Considerations about IQ and wealth that don’t take culture into account aren’t worth much. “Earning potential”, considered as some sort of intrinsic property of individuals, and actual wealth will be at best only loosely correlated if the children of wealthy people inherit their wealth. The effects of inheritance of wealth may well swamp the effects of difference in distribution of IQ.

As for gender, in many systems of inheritance, women can’t inherit; in some, women are not permitted to own or to control assets (this was the case in France until 1946). In such cases too, the effects of cultural constraints will overwhelm the effects of difference in distribution of IQ.

Anonymous said...

Hi.

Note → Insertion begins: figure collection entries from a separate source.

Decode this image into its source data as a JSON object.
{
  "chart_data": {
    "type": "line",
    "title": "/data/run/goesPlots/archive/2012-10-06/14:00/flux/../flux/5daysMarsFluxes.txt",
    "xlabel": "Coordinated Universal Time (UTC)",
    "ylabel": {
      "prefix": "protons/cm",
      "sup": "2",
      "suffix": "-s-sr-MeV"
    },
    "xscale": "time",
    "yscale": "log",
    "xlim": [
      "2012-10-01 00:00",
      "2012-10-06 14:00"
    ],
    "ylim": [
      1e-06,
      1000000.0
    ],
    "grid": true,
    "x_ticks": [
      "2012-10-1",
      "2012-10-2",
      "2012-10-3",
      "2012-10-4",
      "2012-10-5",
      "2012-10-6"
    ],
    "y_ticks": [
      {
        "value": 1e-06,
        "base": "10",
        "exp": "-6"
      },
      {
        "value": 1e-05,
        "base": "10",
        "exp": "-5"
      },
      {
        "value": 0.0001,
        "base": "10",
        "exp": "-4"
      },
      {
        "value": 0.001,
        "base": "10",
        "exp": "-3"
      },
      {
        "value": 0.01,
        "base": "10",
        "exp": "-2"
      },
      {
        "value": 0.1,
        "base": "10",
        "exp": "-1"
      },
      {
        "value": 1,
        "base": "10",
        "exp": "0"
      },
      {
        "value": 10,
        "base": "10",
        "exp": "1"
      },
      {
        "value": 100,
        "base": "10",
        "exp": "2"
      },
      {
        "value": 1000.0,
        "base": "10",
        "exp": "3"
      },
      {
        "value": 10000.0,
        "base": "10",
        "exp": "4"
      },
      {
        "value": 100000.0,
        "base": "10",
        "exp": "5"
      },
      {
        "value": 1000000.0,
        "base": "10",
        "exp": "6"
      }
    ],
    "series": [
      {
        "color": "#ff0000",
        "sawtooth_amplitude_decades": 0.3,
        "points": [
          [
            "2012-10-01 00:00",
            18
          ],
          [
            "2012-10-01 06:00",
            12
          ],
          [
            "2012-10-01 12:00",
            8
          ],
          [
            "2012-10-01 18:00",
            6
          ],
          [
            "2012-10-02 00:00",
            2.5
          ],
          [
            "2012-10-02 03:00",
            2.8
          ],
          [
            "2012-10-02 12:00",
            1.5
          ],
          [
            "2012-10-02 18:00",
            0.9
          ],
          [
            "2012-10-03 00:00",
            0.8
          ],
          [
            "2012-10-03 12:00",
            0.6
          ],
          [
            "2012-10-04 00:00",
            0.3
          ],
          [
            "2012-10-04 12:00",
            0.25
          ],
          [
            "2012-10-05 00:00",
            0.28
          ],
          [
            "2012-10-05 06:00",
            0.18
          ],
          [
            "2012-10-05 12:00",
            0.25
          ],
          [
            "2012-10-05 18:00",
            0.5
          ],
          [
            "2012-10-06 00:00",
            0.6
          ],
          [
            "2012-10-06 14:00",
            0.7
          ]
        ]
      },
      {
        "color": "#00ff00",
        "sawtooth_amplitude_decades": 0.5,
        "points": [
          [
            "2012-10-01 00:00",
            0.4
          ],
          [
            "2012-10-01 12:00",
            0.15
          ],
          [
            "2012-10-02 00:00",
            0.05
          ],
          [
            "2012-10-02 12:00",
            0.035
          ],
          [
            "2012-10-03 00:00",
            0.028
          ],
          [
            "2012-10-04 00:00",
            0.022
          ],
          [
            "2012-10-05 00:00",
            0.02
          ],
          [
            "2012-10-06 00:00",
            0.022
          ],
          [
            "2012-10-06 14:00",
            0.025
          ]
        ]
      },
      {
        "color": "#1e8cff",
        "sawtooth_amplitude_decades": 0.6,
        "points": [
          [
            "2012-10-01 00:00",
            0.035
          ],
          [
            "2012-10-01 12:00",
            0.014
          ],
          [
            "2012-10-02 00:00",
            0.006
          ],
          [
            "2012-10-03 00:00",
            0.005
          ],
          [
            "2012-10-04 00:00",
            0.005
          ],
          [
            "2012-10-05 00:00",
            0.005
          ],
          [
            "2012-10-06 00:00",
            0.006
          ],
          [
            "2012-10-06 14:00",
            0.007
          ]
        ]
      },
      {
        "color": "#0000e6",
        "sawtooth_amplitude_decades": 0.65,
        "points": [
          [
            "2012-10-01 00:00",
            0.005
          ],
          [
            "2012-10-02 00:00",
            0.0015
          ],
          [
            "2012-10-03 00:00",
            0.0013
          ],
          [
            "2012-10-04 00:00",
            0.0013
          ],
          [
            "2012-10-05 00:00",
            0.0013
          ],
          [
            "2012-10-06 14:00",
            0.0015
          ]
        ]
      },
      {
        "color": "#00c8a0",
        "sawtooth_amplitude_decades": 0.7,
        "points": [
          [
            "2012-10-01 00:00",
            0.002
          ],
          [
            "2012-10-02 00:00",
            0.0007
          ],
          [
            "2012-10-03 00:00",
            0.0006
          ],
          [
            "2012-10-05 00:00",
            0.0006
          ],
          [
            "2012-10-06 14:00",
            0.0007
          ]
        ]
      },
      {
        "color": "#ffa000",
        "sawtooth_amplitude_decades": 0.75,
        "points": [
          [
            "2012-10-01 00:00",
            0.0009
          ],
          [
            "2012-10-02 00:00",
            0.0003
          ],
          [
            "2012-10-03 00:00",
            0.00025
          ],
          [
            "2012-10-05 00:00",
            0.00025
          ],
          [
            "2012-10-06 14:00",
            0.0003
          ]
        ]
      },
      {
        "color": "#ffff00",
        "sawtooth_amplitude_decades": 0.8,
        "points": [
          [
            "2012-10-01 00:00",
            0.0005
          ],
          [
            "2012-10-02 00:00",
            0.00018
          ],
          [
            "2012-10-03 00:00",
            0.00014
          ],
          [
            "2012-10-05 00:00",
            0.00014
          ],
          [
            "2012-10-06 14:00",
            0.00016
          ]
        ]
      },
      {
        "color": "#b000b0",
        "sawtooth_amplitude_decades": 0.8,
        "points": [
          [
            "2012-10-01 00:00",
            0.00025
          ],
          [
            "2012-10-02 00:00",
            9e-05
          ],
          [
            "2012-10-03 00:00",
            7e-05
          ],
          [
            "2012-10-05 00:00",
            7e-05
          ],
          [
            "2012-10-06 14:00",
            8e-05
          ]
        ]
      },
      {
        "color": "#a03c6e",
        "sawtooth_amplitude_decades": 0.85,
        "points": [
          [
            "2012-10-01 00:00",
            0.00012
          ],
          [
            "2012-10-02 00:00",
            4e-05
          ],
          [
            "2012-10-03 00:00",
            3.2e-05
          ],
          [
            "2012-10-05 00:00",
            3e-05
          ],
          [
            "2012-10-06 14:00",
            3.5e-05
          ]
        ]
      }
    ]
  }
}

I'm curious, how do you get equation #5? Thanks!

Theo said...

For the record, two articles that actually site empirical research:

1) Hyde, J.S. (2005) The gender similarities hypothesis. American Psychologist, 60(6), 581-592. Full text.

...the greater male variability hypothesis was originally proposed more than a century ago, and it survives today (Feingold, 1992; Hedges & Friedman, 1993). In the 1800s, this hypothesis was proposed to explain why there were more male than female geniuses and, at the same time, more males among the mentally retarded. Statistically, the combination of a small average difference favoring males and a larger standard deviation for males, for some trait such as mathematics performance, could lead to a lopsided gender ratio favoring males in the upper tail of the distribution reflecting exceptional talent. The statistic used to investigate this question is the variance ratio (VR), the ratio of the male variance to the female variance. Empirical investigations of the VR have found values of 1.00 -1.08 for vocabulary (Hedges & Nowell, 1995), 1.05-1.25 for mathematics performance (Hedges & Nowell), and 0.87- 1.04 for self-esteem (Kling et al., 1999). Therefore, it appears that whether males or females are more variable depends on the domain under consideration. Moreover, most VR estimates are close to 1.00, indicating similar variances for males and females. Nonetheless, this issue of possible gender differences in variability merits continued investigation.

2) Spelke, E. S. (2005). Sex differences in intrinsic aptitude for mathematics and science: A critical review. American Psychologist, 60, 950-958. Full text.

If the genetic contribution were strong, however, then males should predominate at the upper tail of performance in all countries and at all times, and the male-female ratio should be of comparable size across different samples. Contrary to this prediction, the preponderance of high-scoring males is far smaller in some countries (e.g., Deary et al., 2003) and altogether absent in others (Feingold, 1994). Moreover, the preponderance of boys with high scores on the SAT-M has declined substantially in U.S. samples. In one sample of students selected for high talent, it declined from 10.7:1 in the 1980s to 2.8:1 in the 1990s (Goldstein & Stocking, 1994). The performance of boys and girls on standardized tests likely reflects a complex mix of social, cultural, and biological factors.